Spark and Presto query failures
Incident Report for Qubole
Resolved
Devops expects operational issues to be resolved. After restarting discovery, they needed to augment client nodes to serve the scope of traffic.
Posted Apr 27, 2021 - 13:45 PDT
Update
We are continuing to monitor for any further issues.
Posted Apr 25, 2021 - 22:51 PDT
Update
An additional incidence of stalled operations was reported yesterday evening (4/24), which have since cleared. Devops is looking into a root cause for the stall, so that a more permanent fix can be applied.
Posted Apr 25, 2021 - 04:47 PDT
Update
We are continuing to monitor for any further issues.
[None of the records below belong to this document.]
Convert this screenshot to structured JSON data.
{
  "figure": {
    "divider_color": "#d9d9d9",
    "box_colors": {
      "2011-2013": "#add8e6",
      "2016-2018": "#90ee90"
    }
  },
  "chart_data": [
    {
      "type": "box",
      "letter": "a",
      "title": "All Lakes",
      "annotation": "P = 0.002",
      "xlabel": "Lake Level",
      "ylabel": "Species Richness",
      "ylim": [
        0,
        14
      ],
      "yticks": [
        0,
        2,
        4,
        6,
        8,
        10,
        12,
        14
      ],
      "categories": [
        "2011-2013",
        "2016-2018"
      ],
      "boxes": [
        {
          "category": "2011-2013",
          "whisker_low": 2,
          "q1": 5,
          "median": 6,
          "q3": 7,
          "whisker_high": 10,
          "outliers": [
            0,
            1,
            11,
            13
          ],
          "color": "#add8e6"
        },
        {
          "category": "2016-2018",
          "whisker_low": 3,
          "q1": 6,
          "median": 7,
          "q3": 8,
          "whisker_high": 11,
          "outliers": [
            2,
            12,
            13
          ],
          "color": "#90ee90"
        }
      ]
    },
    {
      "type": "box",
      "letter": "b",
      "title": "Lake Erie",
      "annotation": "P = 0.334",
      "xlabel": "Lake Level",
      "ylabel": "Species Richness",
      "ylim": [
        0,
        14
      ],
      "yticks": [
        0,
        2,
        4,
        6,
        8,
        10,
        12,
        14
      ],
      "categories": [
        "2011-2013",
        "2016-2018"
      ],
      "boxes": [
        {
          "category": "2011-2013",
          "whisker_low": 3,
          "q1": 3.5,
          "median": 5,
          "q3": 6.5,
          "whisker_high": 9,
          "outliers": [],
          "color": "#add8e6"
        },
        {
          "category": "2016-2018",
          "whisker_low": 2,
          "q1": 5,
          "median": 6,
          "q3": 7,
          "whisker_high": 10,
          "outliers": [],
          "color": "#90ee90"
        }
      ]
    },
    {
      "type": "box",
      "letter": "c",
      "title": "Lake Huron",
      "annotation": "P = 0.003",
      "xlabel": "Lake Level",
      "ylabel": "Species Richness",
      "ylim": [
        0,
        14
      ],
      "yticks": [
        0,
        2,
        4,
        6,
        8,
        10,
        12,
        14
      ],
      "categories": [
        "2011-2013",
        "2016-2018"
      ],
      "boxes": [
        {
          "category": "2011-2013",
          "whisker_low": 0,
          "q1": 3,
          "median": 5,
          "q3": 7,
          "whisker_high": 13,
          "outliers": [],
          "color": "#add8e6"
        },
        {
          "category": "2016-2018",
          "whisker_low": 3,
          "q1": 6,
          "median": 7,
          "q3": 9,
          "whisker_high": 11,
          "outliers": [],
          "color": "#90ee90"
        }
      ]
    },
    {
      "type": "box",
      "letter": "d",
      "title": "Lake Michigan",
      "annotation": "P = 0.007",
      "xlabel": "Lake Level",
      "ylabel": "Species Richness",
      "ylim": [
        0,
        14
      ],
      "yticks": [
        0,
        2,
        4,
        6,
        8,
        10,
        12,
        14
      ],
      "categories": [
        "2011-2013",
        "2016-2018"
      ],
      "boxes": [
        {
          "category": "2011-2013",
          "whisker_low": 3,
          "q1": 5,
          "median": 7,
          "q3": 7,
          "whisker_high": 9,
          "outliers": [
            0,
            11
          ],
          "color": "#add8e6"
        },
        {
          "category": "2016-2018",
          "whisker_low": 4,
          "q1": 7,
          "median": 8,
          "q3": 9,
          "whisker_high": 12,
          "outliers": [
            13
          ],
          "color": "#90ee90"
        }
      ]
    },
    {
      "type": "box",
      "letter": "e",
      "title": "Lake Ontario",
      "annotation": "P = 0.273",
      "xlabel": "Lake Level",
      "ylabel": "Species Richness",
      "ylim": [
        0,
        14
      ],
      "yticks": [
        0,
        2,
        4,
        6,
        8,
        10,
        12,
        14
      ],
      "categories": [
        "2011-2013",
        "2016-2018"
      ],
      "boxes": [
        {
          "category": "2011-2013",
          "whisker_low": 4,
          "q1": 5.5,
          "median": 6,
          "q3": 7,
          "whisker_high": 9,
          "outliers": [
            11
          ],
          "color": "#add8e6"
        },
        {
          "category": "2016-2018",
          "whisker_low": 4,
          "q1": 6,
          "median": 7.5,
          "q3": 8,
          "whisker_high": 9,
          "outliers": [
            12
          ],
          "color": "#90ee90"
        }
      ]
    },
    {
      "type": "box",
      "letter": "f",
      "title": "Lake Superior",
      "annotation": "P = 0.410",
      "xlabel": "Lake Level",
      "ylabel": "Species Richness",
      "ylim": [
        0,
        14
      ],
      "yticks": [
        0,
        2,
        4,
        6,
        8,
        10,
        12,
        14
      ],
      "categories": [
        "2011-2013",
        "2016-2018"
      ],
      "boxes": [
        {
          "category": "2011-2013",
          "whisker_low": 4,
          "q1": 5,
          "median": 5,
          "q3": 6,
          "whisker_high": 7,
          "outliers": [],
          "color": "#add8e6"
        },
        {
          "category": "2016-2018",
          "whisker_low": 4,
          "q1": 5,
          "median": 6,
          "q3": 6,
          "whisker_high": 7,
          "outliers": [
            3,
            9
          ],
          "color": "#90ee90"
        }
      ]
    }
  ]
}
Posted Apr 25, 2021 - 04:44 PDT
Monitoring
Devops is monitoring its latest fix -- this should be resolved. Additional information about the resolution will be added after monitoring.
Posted Apr 23, 2021 - 11:07 PDT
Update
We are continuing to investigate this issue.
Posted Apr 22, 2021 - 07:56 PDT
Investigating
Spark and Presto queries run in in.qubole.com may stall, returning Pending or Queued status. Devops is investigating.
Posted Apr 22, 2021 - 05:52 PDT
This incident affected: in.qubole.com Environment (AWS) (QDS API, Command Processing, Qubole Scheduler, Cluster Operations).